Zimbabwean Indigenization Minister Saviour Kasukuwere said Tuesday it is ‘regrettable” that his economic empowerment program has been seized upon by some political parties as an election issue, responding to criticism of the program by Prime Minister Morgan Tsvangirai saying it is a ZANU-PF scheme that is driving investors away.
Addressing reporters in Harare on Tuesday, Kasukuwere accused un-named political parties of politicizing the indigenization process ahead of expected 2012 elections.
Mr. Tsvangirai has lately come out more strongly in opposition to the indigenization drive, declaring at a rally Sunday in Marondera, capital of Mashonaland East province, that his Movement for Democratic Change formation "totally opposes" the initiative.
Kasukuwere, of the ZANU-PF party of President Robert Mugabe, expressed surprise at Mr. Tsvangirai's statements, saying the prime minister endorsed indigenization in Cabinet deliberations. He suggested that Mr. Tsvangirai was in an electoral campaign mode when he made the comments in Marondera on the weekend.

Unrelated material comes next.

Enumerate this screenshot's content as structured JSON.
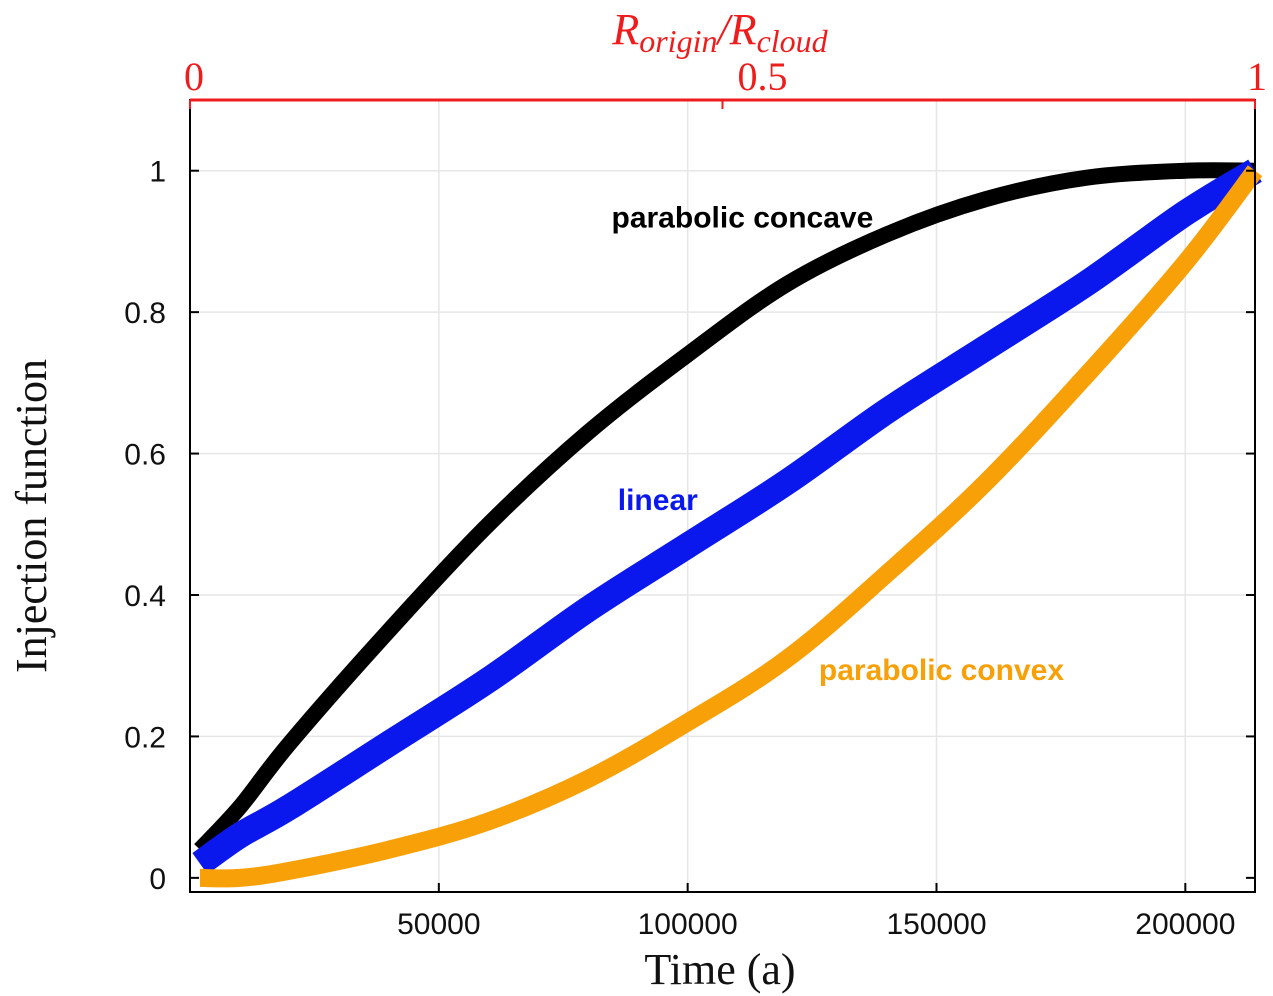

Nonetheless, Kasukuwere acknowledged Mr. Tsvangirai's seniority and said he saw no reason not to attend an inter-ministerial meeting called by Mr. Tsvangirai later this month to examine the potential impact of indigenization on the economy.
Elsewhere, Kasukuwere encouraged unnamed banks that he said have not complied with economic empowerment regulations to make sure they obeyed the law. He warned that failure to do so would result in heavy penalties.
He said the government is also targeting certain banks because they are not making enough loans to farmers, which he said is hurting agricultural production.
Some banks have argued that the 99-year leases granted by the government to farmers under the land reform program do not provide sufficient loan collateral.
Political analyst Walter Nsununguli Mbongolwane told reporter Sithandekile Mhlanga that Prime Minister Tsvangirai should have anticipated that ZANU-PF would manipulate the indigenization program from which ordinary zimbabweans are unlikely to benefit.